Cultura

Ómnibus

Por: MANUEL PÉREZ TOLEDANO

Con la mano abierta, tendí el brazo con displicencia.

Las ruedas del vehículo chirriaron por la violenta parálisis de los frenos. Subí al estribo y el cobrador de pasajes indicóme estrecho lugar en el fondo. Deteniéndome del tubo metálico, colocado en la parte superior, comencé a caminar a lo largo del ómnibus, eludiendo pisar la fila de pies –descalzos unos, en huaraches otros, y con zapatos viejos los demás- de los pobres pasajeros.

No acababa de sentarme, cuando ya el cobrador, había desprendido de su block un verde cuadrilongo de papel. Saqué de mi bolsa una moneda y pagué el importe. Luego, instintivamente, principié a doblar las esquinillas del boleto; mis nerviosos dedos , sirviéndose de las uñas, reducían en infinitos pliegues el minúsculo papel..

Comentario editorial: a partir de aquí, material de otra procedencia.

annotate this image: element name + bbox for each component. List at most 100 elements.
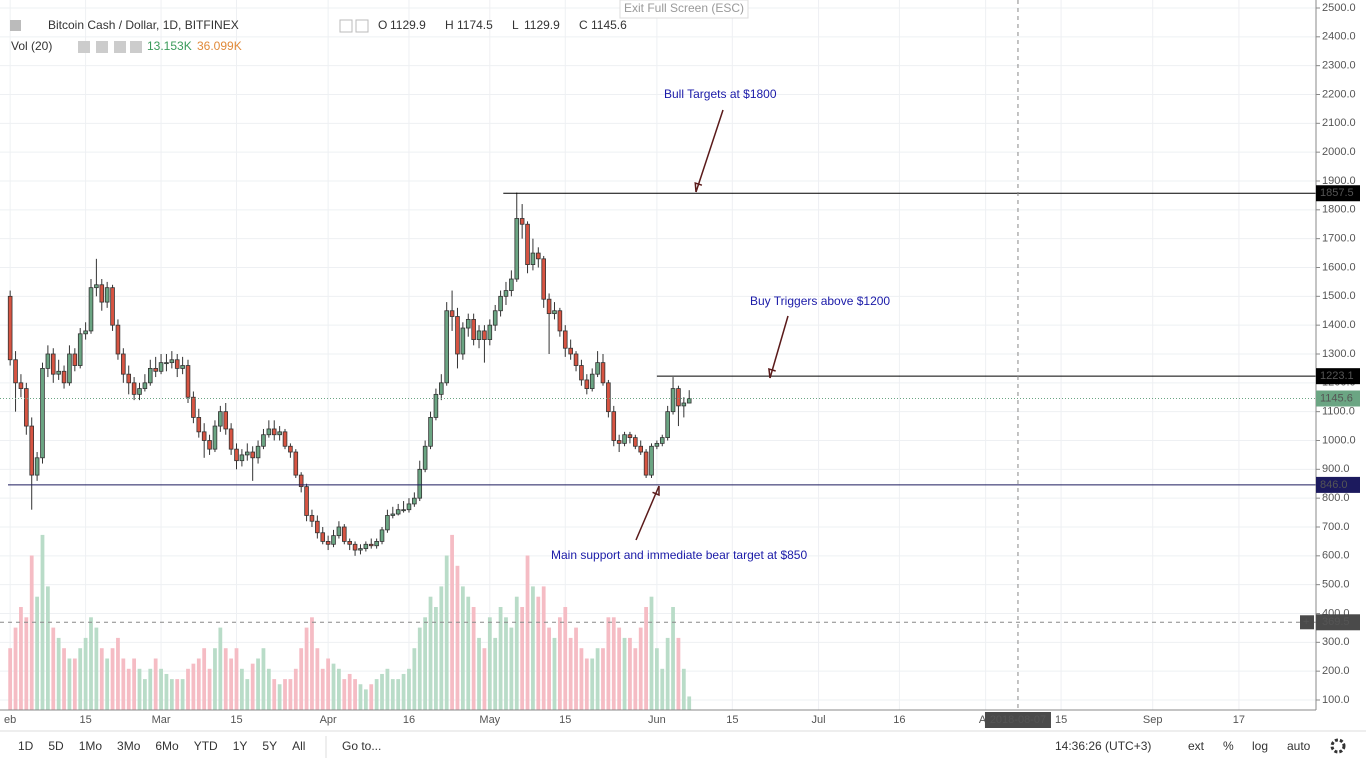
volume-bar bbox=[83, 637, 88, 710]
y-tick-label: 1500.0 bbox=[1322, 290, 1356, 302]
volume-bar bbox=[159, 668, 163, 710]
volume-bar bbox=[153, 658, 158, 710]
volume-bar bbox=[137, 668, 142, 710]
volume-bar bbox=[444, 555, 449, 710]
volume-icon[interactable] bbox=[114, 41, 126, 53]
y-tick-label: 2100.0 bbox=[1322, 117, 1356, 129]
y-tick-label: 900.0 bbox=[1322, 463, 1350, 475]
candle-body bbox=[417, 468, 423, 499]
annotation: Bull Targets at $1800 bbox=[664, 87, 777, 101]
level-label-box bbox=[1316, 185, 1360, 202]
candle-body bbox=[309, 515, 315, 522]
x-tick-label: Jul bbox=[812, 714, 826, 726]
range-button[interactable]: 1Y bbox=[233, 739, 248, 753]
volume-bar bbox=[455, 565, 460, 710]
volume-bar bbox=[541, 586, 546, 710]
volume-bar bbox=[13, 627, 18, 710]
candle-body bbox=[72, 353, 78, 366]
arrow-head bbox=[652, 485, 660, 497]
candle-body bbox=[180, 365, 185, 369]
option-button[interactable]: % bbox=[1223, 739, 1234, 753]
candle-body bbox=[212, 425, 218, 450]
volume-bar bbox=[132, 658, 136, 710]
volume-title: Vol (20) bbox=[11, 39, 52, 53]
crosshair-y-box bbox=[1316, 614, 1360, 631]
exit-box[interactable] bbox=[619, 0, 749, 19]
range-button[interactable]: All bbox=[292, 739, 305, 753]
range-button[interactable]: 1Mo bbox=[79, 739, 103, 753]
range-button[interactable]: 3Mo bbox=[117, 739, 141, 753]
volume-bar bbox=[45, 586, 50, 710]
candle-body bbox=[342, 526, 347, 542]
add-button[interactable] bbox=[1300, 615, 1314, 630]
option-button[interactable]: ext bbox=[1188, 739, 1205, 753]
candle-body bbox=[412, 497, 417, 505]
volume-bar bbox=[606, 617, 611, 710]
header-icon[interactable] bbox=[355, 19, 369, 33]
y-tick-label: 1400.0 bbox=[1322, 319, 1356, 331]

En aquella ocasión estaba triste, enormemente triste. Era uno de esos días en que amanece con el alma hastiada de vivir… Uno de esos días en que la adversidad nos muestra sus colmillos filosos, feroces haciéndonos clamar, en la última suplica de la desesperación: “¡DEVORA, DEVORA PRONTO!”

Sí, en aquella ocasión todo me parecía negro y sucio, algo así como si llevase unas obscuras gafas ante mis pupilas desoladas…

Alcé la cabeza, y las dos filas heterogéneas de pasajeros mostraron la doliente penuria de sus vestidos, junto con la de sus macilentos rostros, en los cuales el hambre, el odio y el dolor, habían impreso su mísero tatuaje…

De persona en persona, buscaba un antídoto al desaliento. Más en vano, ¡todo estaba maltrecho y enfermo!: el hombre de los huesos pómulos y las sombrías orejas, antifaz macabro de la tisis; el viejo de las hinchadas venas, red implacable del alambre que oprimía su vida en el abrazo letal de la arterioesclerosis: el niño tuerto que traía en varazos la señora del rebozo agujerado; la jovencita fea, de medias rotas y tacones torcidos. Y hasta el ramo de flores, que sujetaba en manos una anciana flaca, semejaba melancólica ofrenda de difuntos…

Hubo un momento que sentí deseos de levantarme y gritar: “¡Hermanos!”, ¿por qué tanto sufrimiento? ¿por qué en vuestros ojos ya no brilla la llamita de la esperanza? ¿dios se olvidó de vosotros, o sois vosotros los que le habéis olvidado?. No se por qué, pero os veo demasiado huraños, demasiado encerrados en vosotros mismos. Todos os miráis en silencio y con indiferencia. ¿Por qué? ¿por qué semejante egoísmo en la desventura, siendo que ella podría acercaros al creador, en el más puro de los sentimientos?

Un tumbo del vehículo, volvióme a la realidad. ¿La realidad?. ¿La realidad? ¿Pero es que no estaba yo dentro de ella?…

El hombre del antifaz macabro de la tisis, sufría un incontenible acceso de tos, dando la impresión de que todo él escapase por su propia boca.

Súbitamente, los frenos del ómnibus chirriaron su contenida angustia. Se detuvo con suavidad, y subió una mujer, impoluta y transparente cual divino sueño. La atmósfera se impregnó de su sutil perfume, y una claridad astral iluminó los opacos rostros… ¡Oh, la belleza! ¡Sí, era la belleza que había entrado en ese ambiente de horror!.

Contemplando la armonía de su perfil sereno, transportábase uno a vergeles inmarcesibles.

De pronto, un repentino estremecimiento agitó mi dicha, sentí el áspero contacto de una sabandija que subía por dentro de mi. Quise aplastarla: ¡imposible! La muy ruín se ocultaba por entre mis entrañas, continuó ascendiendo, su frío y viscoso cuerpo sangraban mi corazón. Luego sentíala llegar hasta mis ojos y tirar de ellos con furia demoníaca, los cuales, rendidos al fin, fueron escurriendo por el cuerpo de la bella, hasta detenerse en sus rodillas…

En aquellos instantes, el vehículo pasaba por calles bordeadas de arbustos y elegantes casas. En una esquina, ella descendió, igual que el sol por la montaña, cubriéndonos la noche con su ala siniestra.

El remordimiento torturaba mi conciencia, y las uñas de mis dedos se hundían en la piel como afiladas navajas.

Mi pezuña de bestia había humillado a belleza.

El ómnibus, con rugido sarcástico, ensordecía todo. Ahora, deslizábase por barrios sórdidos e inmundos. Ya nada lo detenía marchaba irremisible a su trágico destino.